Often used in science, mathematics, and other fields of knowledge, the Basic Hypothesis Testing Process provides a framework for identifying a question you would like to answer, determining the data you need in order to achieve significant results, choosing the correct test for your hypothesis, interpreting the results, and making a decision based on the data.
Identify Question
It’s vitally important to figure out which question you’re actually trying to answer. Once you have that, you can develop your null and alternative hypotheses. Generally speaking, you’re looking to create a simple question that asks whether factor x affects scenario y, with an answer of ‘yes’ or ‘no’.
Examples of Hypothesis Questions
My friend has very pale blond hair.

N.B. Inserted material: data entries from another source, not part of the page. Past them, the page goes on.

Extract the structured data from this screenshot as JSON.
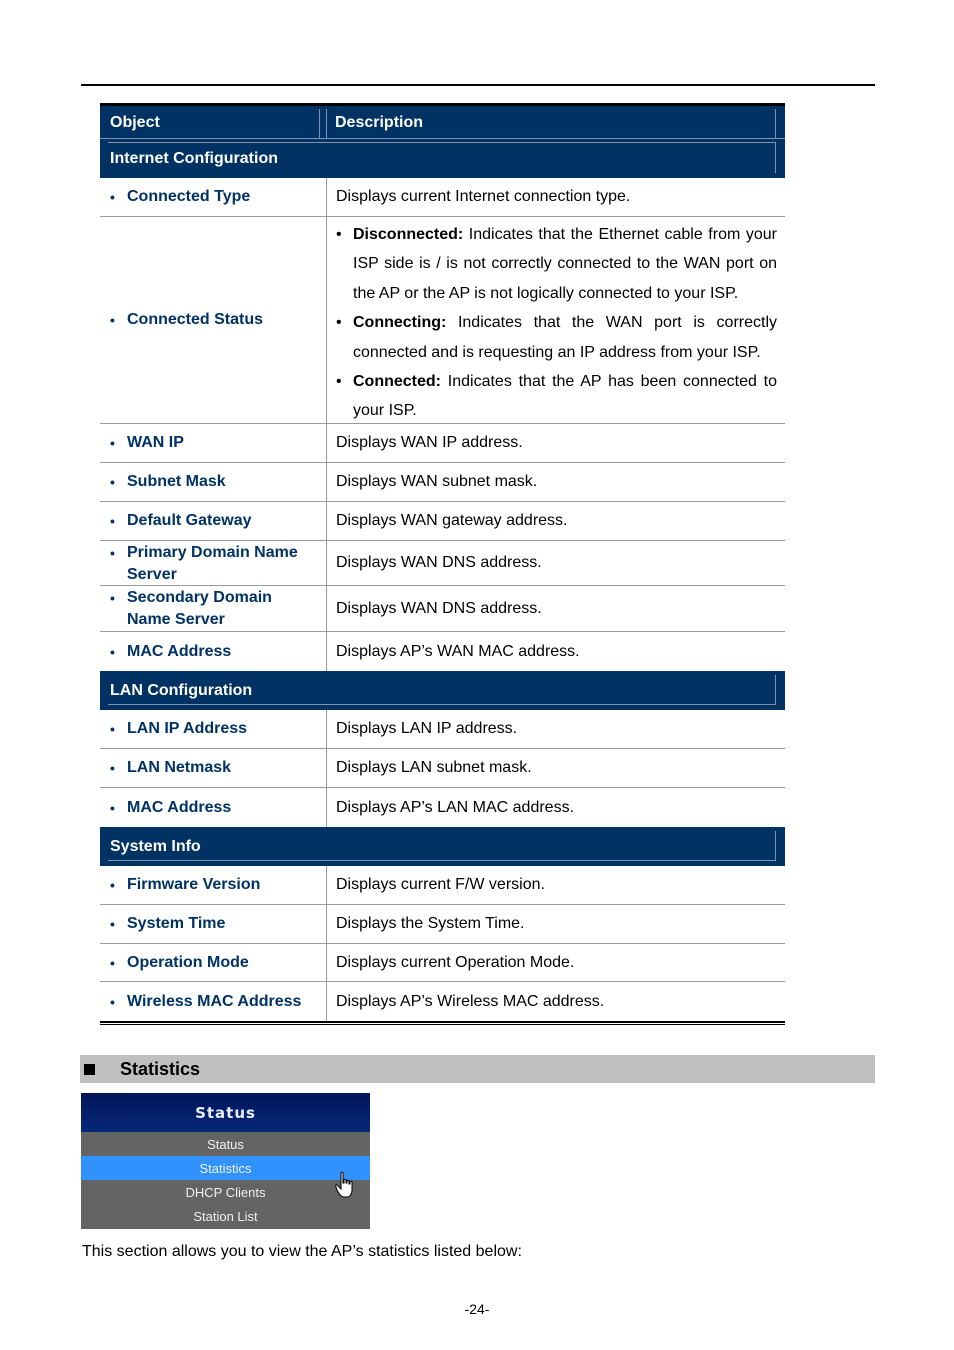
{
  "table": {
    "header": {
      "object": "Object",
      "description": "Description"
    },
    "sections": [
      {
        "title": "Internet Configuration",
        "rows": [
          {
            "object": "Connected Type",
            "description": "Displays current Internet connection type."
          },
          {
            "object": "Connected Status",
            "items": [
              {
                "term": "Disconnected:",
                "text": " Indicates that the Ethernet cable from your ISP side is / is not correctly connected to the WAN port on the AP or the AP is not logically connected to your ISP."
              },
              {
                "term": "Connecting:",
                "text": " Indicates that the WAN port is correctly connected and is requesting an IP address from your ISP."
              },
              {
                "term": "Connected:",
                "text": " Indicates that the AP has been connected to your ISP."
              }
            ]
          },
          {
            "object": "WAN IP",
            "description": "Displays WAN IP address."
          },
          {
            "object": "Subnet Mask",
            "description": "Displays WAN subnet mask."
          },
          {
            "object": "Default Gateway",
            "description": "Displays WAN gateway address."
          },
          {
            "object": "Primary Domain Name Server",
            "object_line1": "Primary Domain Name",
            "object_line2": "Server",
            "description": "Displays WAN DNS address."
          },
          {
            "object": "Secondary Domain Name Server",
            "object_line1": "Secondary Domain",
            "object_line2": "Name Server",
            "description": "Displays WAN DNS address."
          },
          {
            "object": "MAC Address",
            "description": "Displays AP’s WAN MAC address."
          }
        ]
      },
      {
        "title": "LAN Configuration",
        "rows": [
          {
            "object": "LAN IP Address",
            "description": "Displays LAN IP address."
          },
          {
            "object": "LAN Netmask",
            "description": "Displays LAN subnet mask."
          },
          {
            "object": "MAC Address",
            "description": "Displays AP’s LAN MAC address."
          }
        ]
      },
      {
        "title": "System Info",
        "rows": [
          {
            "object": "Firmware Version",
            "description": "Displays current F/W version."
          },
          {
            "object": "System Time",
            "description": "Displays the System Time."
          },
          {
            "object": "Operation Mode",
            "description": "Displays current Operation Mode."
          },
          {
            "object": "Wireless MAC Address",
            "description": "Displays AP’s Wireless MAC address."
          }
        ]
      }
    ]
  },
  "statistics_heading": "Statistics",
  "menu": {
    "title": "Status",
    "items": [
      "Status",
      "Statistics",
      "DHCP Clients",
      "Station List"
    ],
    "active_index": 1
  },
  "paragraph": "This section allows you to view the AP’s statistics listed below:",
  "page_number": "-24-",
  "colors": {
    "header_bg": "#003264",
    "object_text": "#003264",
    "menu_active": "#3192fe",
    "menu_bg": "#646464",
    "section_bar": "#c0c0c0"
  }
}
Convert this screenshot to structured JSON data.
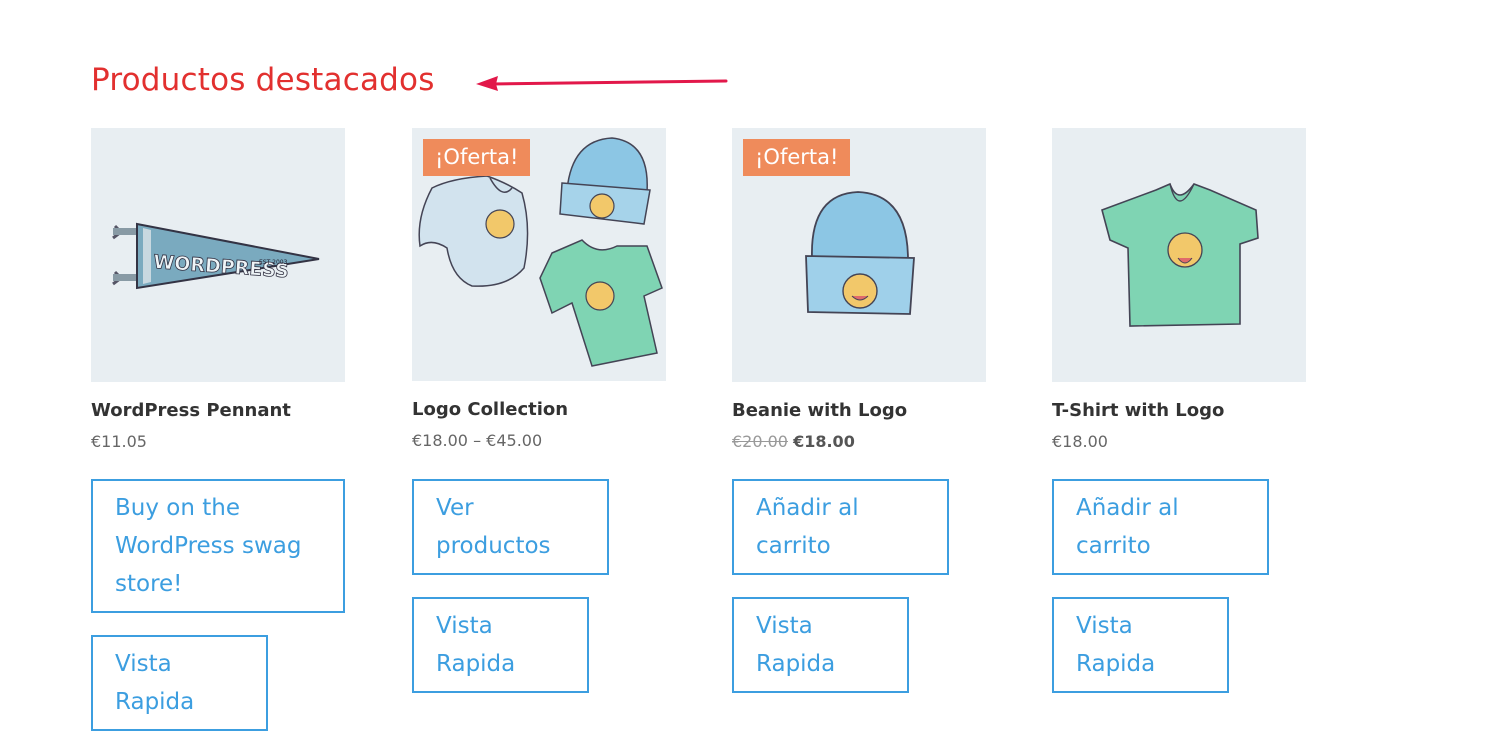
{
  "section": {
    "title": "Productos destacados",
    "title_color": "#e2302f",
    "arrow_color": "#e2184a"
  },
  "colors": {
    "accent": "#3c9ee0",
    "sale_badge": "#ef8b5b",
    "thumb_bg": "#e8eef2"
  },
  "products": [
    {
      "name": "WordPress Pennant",
      "price": "€11.05",
      "image_icon": "wordpress-pennant-image",
      "primary_button": "Buy on the WordPress swag store!",
      "quick_view": "Vista Rapida"
    },
    {
      "name": "Logo Collection",
      "price": "€18.00 – €45.00",
      "sale_badge": "¡Oferta!",
      "image_icon": "logo-collection-image",
      "primary_button": "Ver productos",
      "quick_view": "Vista Rapida"
    },
    {
      "name": "Beanie with Logo",
      "price_regular": "€20.00",
      "price_sale": "€18.00",
      "sale_badge": "¡Oferta!",
      "image_icon": "beanie-image",
      "primary_button": "Añadir al carrito",
      "quick_view": "Vista Rapida"
    },
    {
      "name": "T-Shirt with Logo",
      "price": "€18.00",
      "image_icon": "tshirt-image",
      "primary_button": "Añadir al carrito",
      "quick_view": "Vista Rapida"
    }
  ]
}
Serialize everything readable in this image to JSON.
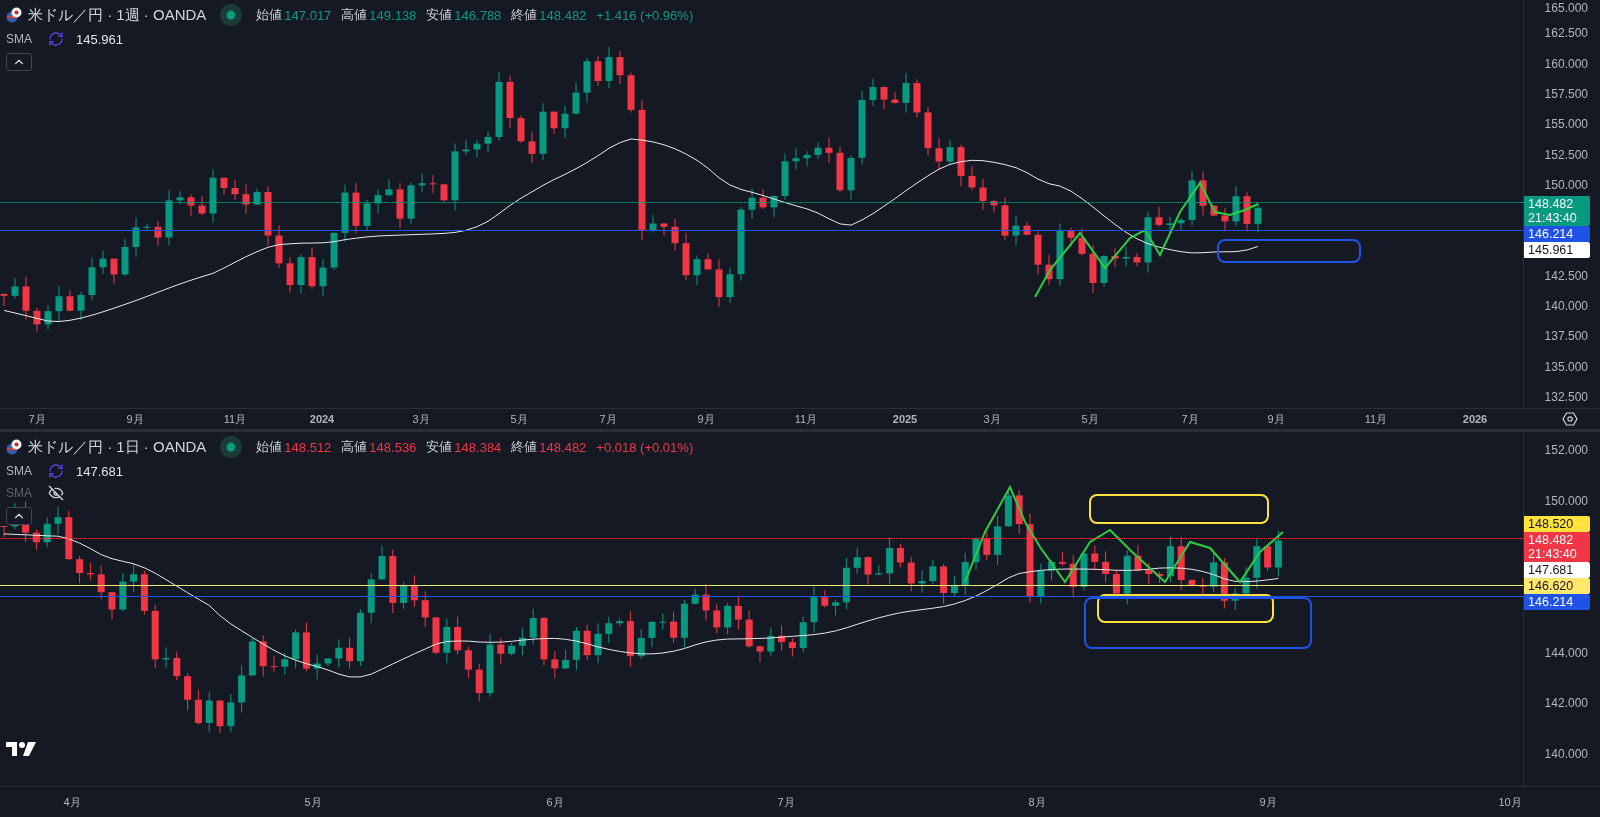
{
  "panes": [
    {
      "legend": {
        "symbol": "米ドル／円 · 1週 · OANDA",
        "bearish": false,
        "ohlc": [
          {
            "label": "始値",
            "value": "147.017"
          },
          {
            "label": "高値",
            "value": "149.138"
          },
          {
            "label": "安値",
            "value": "146.788"
          },
          {
            "label": "終値",
            "value": "148.482"
          }
        ],
        "change": "+1.416 (+0.96%)"
      },
      "indicators": [
        {
          "name": "SMA",
          "value": "145.961",
          "hidden": false
        }
      ],
      "price_ticks": [
        "165.000",
        "162.500",
        "160.000",
        "157.500",
        "155.000",
        "152.500",
        "150.000",
        "142.500",
        "140.000",
        "137.500",
        "135.000",
        "132.500"
      ],
      "price_labels": [
        {
          "value": "148.482",
          "time": "21:43:40",
          "color": "#089981",
          "level_line": true,
          "dotted": true
        },
        {
          "value": "146.214",
          "color": "#1e53e5",
          "level_line": true,
          "dotted": false
        },
        {
          "value": "145.961",
          "color": "#ffffff",
          "level_line": false
        }
      ],
      "time_ticks": [
        {
          "label": "7月",
          "bold": false
        },
        {
          "label": "9月",
          "bold": false
        },
        {
          "label": "11月",
          "bold": false
        },
        {
          "label": "2024",
          "bold": true
        },
        {
          "label": "3月",
          "bold": false
        },
        {
          "label": "5月",
          "bold": false
        },
        {
          "label": "7月",
          "bold": false
        },
        {
          "label": "9月",
          "bold": false
        },
        {
          "label": "11月",
          "bold": false
        },
        {
          "label": "2025",
          "bold": true
        },
        {
          "label": "3月",
          "bold": false
        },
        {
          "label": "5月",
          "bold": false
        },
        {
          "label": "7月",
          "bold": false
        },
        {
          "label": "9月",
          "bold": false
        },
        {
          "label": "11月",
          "bold": false
        },
        {
          "label": "2026",
          "bold": true
        }
      ]
    },
    {
      "legend": {
        "symbol": "米ドル／円 · 1日 · OANDA",
        "bearish": true,
        "ohlc": [
          {
            "label": "始値",
            "value": "148.512"
          },
          {
            "label": "高値",
            "value": "148.536"
          },
          {
            "label": "安値",
            "value": "148.384"
          },
          {
            "label": "終値",
            "value": "148.482"
          }
        ],
        "change": "+0.018 (+0.01%)"
      },
      "indicators": [
        {
          "name": "SMA",
          "value": "147.681",
          "hidden": false
        },
        {
          "name": "SMA",
          "hidden": true
        }
      ],
      "price_ticks": [
        "152.000",
        "150.000",
        "144.000",
        "142.000",
        "140.000"
      ],
      "price_labels": [
        {
          "value": "148.520",
          "color": "#ffe23b",
          "level_line": false
        },
        {
          "value": "148.482",
          "time": "21:43:40",
          "color": "#f23645",
          "level_line": true,
          "dotted": true
        },
        {
          "value": "147.681",
          "color": "#ffffff",
          "level_line": false
        },
        {
          "value": "146.620",
          "color": "#ffe86b",
          "level_line": true,
          "dotted": false
        },
        {
          "value": "146.214",
          "color": "#1e53e5",
          "level_line": true,
          "dotted": false
        }
      ],
      "time_ticks": [
        {
          "label": "4月",
          "bold": false
        },
        {
          "label": "5月",
          "bold": false
        },
        {
          "label": "6月",
          "bold": false
        },
        {
          "label": "7月",
          "bold": false
        },
        {
          "label": "8月",
          "bold": false
        },
        {
          "label": "9月",
          "bold": false
        },
        {
          "label": "10月",
          "bold": false
        }
      ]
    }
  ]
}
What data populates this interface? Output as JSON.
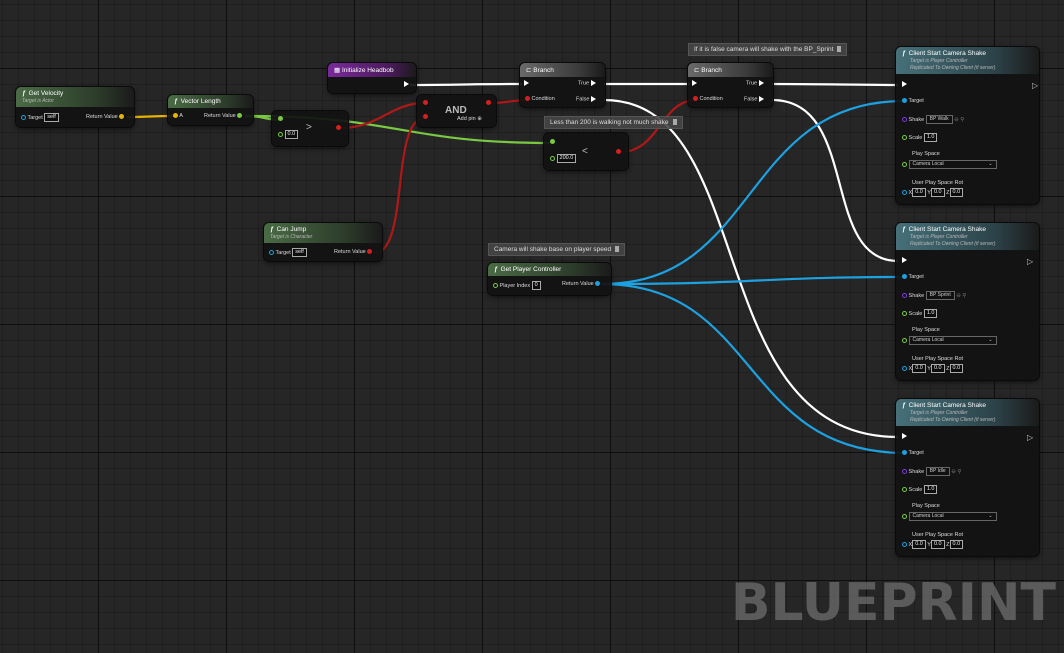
{
  "colors": {
    "object_pin": "#1da1e0",
    "vector_pin": "#e5b300",
    "float_pin": "#7ac943",
    "bool_pin": "#d42020",
    "class_pin": "#7a3ad8",
    "exec_wire": "#ffffff",
    "grid_bg": "#262626"
  },
  "comments": {
    "c1": "If it is false camera will shake with the BP_Sprint",
    "c2": "Less than 200 is walking not much shake",
    "c3": "Camera will shake base on player speed"
  },
  "get_velocity": {
    "title": "Get Velocity",
    "subtitle": "Target is Actor",
    "target": "Target",
    "target_value": "self",
    "ret": "Return Value"
  },
  "vector_length": {
    "title": "Vector Length",
    "a": "A",
    "ret": "Return Value"
  },
  "greater": {
    "op": ">",
    "value": "0.0"
  },
  "init_headbob": {
    "title": "Initialize Headbob"
  },
  "and_node": {
    "title": "AND",
    "add_pin": "Add pin"
  },
  "branch1": {
    "title": "Branch",
    "condition": "Condition",
    "true": "True",
    "false": "False"
  },
  "branch2": {
    "title": "Branch",
    "condition": "Condition",
    "true": "True",
    "false": "False"
  },
  "less": {
    "op": "<",
    "value": "200.0"
  },
  "can_jump": {
    "title": "Can Jump",
    "subtitle": "Target is Character",
    "target": "Target",
    "target_value": "self",
    "ret": "Return Value"
  },
  "get_pc": {
    "title": "Get Player Controller",
    "player_index": "Player Index",
    "index_value": "0",
    "ret": "Return Value"
  },
  "shake_nodes": [
    {
      "title": "Client Start Camera Shake",
      "sub1": "Target is Player Controller",
      "sub2": "Replicated To Owning Client (if server)",
      "target": "Target",
      "shake": "Shake",
      "shake_value": "BP Walk",
      "scale": "Scale",
      "scale_value": "1.0",
      "play_space": "Play Space",
      "play_space_value": "Camera Local",
      "rot": "User Play Space Rot",
      "x": "0.0",
      "y": "0.0",
      "z": "0.0"
    },
    {
      "title": "Client Start Camera Shake",
      "sub1": "Target is Player Controller",
      "sub2": "Replicated To Owning Client (if server)",
      "target": "Target",
      "shake": "Shake",
      "shake_value": "BP Sprint",
      "scale": "Scale",
      "scale_value": "1.0",
      "play_space": "Play Space",
      "play_space_value": "Camera Local",
      "rot": "User Play Space Rot",
      "x": "0.0",
      "y": "0.0",
      "z": "0.0"
    },
    {
      "title": "Client Start Camera Shake",
      "sub1": "Target is Player Controller",
      "sub2": "Replicated To Owning Client (if server)",
      "target": "Target",
      "shake": "Shake",
      "shake_value": "BP Idle",
      "scale": "Scale",
      "scale_value": "1.0",
      "play_space": "Play Space",
      "play_space_value": "Camera Local",
      "rot": "User Play Space Rot",
      "x": "0.0",
      "y": "0.0",
      "z": "0.0"
    }
  ],
  "axis_labels": {
    "x": "X",
    "y": "Y",
    "z": "Z"
  },
  "watermark": "BLUEPRINT"
}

He tells me that his hair is fine because it’s blond. I disagree — I think that fine hair can be found in any hair color.
To figure this out once and for all, I could test his basic claim that blond hair is more likely to be fine than other hair colors.
A bad example of a question would be:
Is blond hair or other hair colors more likely to be fine?
Why? Because it doesn’t lend itself to a yes/no answer. It’s actually proposing three possible answers (‘blond’, ‘other’, ‘chance’), rather than offering a choice between ‘chance’ and ‘not chance’. Plus, it doesn’t actually define ‘fine’ hair in measurable terms.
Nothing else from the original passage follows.